I am quietly processing the passing of my only and dearest brother, my only and dearest sibling. His name was John Cusack. I called him Johnny from the day he was born, July 2nd, 1947.
Since his passing on July 1st, I can barely keep up with daily life, let alone tend to business, pay bills, or think straight. He was and will always be my best friend… my baby brother for nearly seventy years.
My little brother was placed in my arms when I was three and a half years old. I remember the moment so clearly. Our bond never weakened, but only grew. We survived the dysfunction of our family… we always had each other’s backs. The love between Johnny and Caroline was an indestructible force that carried us both through marriages, divorces, cross-country moves, the death of both of our parents, and the birth of at least five grandchildren (so far).
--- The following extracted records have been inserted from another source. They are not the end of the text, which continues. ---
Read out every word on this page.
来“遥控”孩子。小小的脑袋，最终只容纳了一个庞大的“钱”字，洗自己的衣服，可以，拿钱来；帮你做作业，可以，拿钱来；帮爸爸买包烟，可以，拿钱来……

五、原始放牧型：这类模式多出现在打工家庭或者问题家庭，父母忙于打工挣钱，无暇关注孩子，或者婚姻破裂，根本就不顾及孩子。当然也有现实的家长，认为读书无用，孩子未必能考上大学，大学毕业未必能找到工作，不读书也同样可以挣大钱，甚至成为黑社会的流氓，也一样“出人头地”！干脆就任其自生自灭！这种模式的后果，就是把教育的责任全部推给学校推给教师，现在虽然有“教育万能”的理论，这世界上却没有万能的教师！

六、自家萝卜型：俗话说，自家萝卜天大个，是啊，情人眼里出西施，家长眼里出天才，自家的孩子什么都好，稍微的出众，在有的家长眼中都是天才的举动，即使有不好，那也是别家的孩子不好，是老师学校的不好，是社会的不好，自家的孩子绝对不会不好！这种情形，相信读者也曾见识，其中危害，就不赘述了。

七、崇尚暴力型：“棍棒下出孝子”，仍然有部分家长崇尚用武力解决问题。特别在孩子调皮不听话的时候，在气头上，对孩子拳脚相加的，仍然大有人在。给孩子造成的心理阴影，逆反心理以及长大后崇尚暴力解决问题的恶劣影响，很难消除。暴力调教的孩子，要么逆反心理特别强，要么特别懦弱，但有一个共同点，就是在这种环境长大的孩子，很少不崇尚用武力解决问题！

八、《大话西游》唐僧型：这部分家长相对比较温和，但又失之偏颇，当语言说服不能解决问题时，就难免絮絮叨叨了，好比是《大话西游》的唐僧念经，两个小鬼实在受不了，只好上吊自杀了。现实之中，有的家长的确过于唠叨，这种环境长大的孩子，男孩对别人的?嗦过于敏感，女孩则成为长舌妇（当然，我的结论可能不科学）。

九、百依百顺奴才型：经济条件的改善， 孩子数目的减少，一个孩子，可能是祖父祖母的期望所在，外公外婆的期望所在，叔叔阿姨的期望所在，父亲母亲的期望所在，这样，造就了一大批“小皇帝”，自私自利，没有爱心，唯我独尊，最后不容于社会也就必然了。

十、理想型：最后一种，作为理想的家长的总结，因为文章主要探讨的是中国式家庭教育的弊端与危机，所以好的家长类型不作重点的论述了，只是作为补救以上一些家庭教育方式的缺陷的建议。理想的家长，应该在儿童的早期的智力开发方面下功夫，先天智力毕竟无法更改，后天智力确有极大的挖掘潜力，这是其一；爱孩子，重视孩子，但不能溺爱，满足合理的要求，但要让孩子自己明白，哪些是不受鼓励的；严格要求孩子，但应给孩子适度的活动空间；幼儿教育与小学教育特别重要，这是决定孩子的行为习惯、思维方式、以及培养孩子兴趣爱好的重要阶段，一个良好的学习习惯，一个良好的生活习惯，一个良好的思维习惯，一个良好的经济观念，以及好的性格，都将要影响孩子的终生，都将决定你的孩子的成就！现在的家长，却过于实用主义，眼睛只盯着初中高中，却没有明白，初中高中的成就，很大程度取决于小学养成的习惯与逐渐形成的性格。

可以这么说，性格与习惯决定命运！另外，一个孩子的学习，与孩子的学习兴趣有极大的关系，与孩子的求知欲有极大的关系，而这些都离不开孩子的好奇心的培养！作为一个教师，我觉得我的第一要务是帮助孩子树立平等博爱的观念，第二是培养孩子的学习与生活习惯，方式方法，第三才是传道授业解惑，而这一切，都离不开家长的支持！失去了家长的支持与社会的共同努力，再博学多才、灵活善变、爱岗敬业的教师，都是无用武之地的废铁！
We never fought. The presence of unconditional love was never a question, yet always a balm of comfort for us both. I once accidentally set his house on fire! His response was gentle and with a soft smile, “Oh Caroline… now look what you’ve done!” Shaking his head, he brought me a cup of coffee and we praised the neighbors for seeing the flames and calling the Fire Department.
I saw myself as the mean (or more accurately, ‘less-loving’) older sister, but I also led him into much popularity when I was Captain of the Cheerleaders at our boarding school in Ft. Lauderdale, Florida. He was a hunk of a linebacker on our football team, The Panthers. Johnny was the best brother a girl could ever have, bar none!
Hot burning tears drop on my computer keys as I write this. They also plopped into my oysters at a downtown Portland oyster bar when I got the text from his beloved wife that “Johnny has passed.”We immediately ordered the best bottle of Champagne, as Johnny would have insisted on, before we found our Uber ride back to the hospital. My sweetheart Will was with me at the hospital for several days in the soft and quiet hours of our farewell to Johnny.
I never imagined experiencing that my next of kin would look intently into my eyes and declare, “I am ready to die. Go get those damn doctors in here and unhook me from all this crap. I want to die.” My response… “Darlin’, I am heading down the hall to get this job done.” As I resolutely exited his room, his wife arrived and assisted me in the task of alerting the hospital staff. Shortly after, the ‘drip’ began and all life support was removed. For three days we stroked and touched him lovingly as his dearly devoted mate poured her love into him and crawled into his bed to hold his body close to her throughout the eerie hospital nights.
I witnessed the presence of his beautiful, loving son and countless friends who came to sit by his side. The soft murmur of “Om Mani Padme Hum” Mantra was chanted to invoke the benevolent blessings of the embodiment of compassion by members of the Tibetan Buddhist Dharma Center. This was a vigil… a death ritual as moving as any celebration of life I have ever witnessed. One cannot live without the other. Life and Death are siblings as are brother and sister. I’m inspired now to begin my study of Tibetan Buddhism from home at Dharma Ocean.
May your Life begin again and again each moment of each day, Caroline
Oregon is one of only four states that has passed legal legislation around Death with Dignity… the FREEDOM of terminally ill people to make their own end-of-life DECISIONS.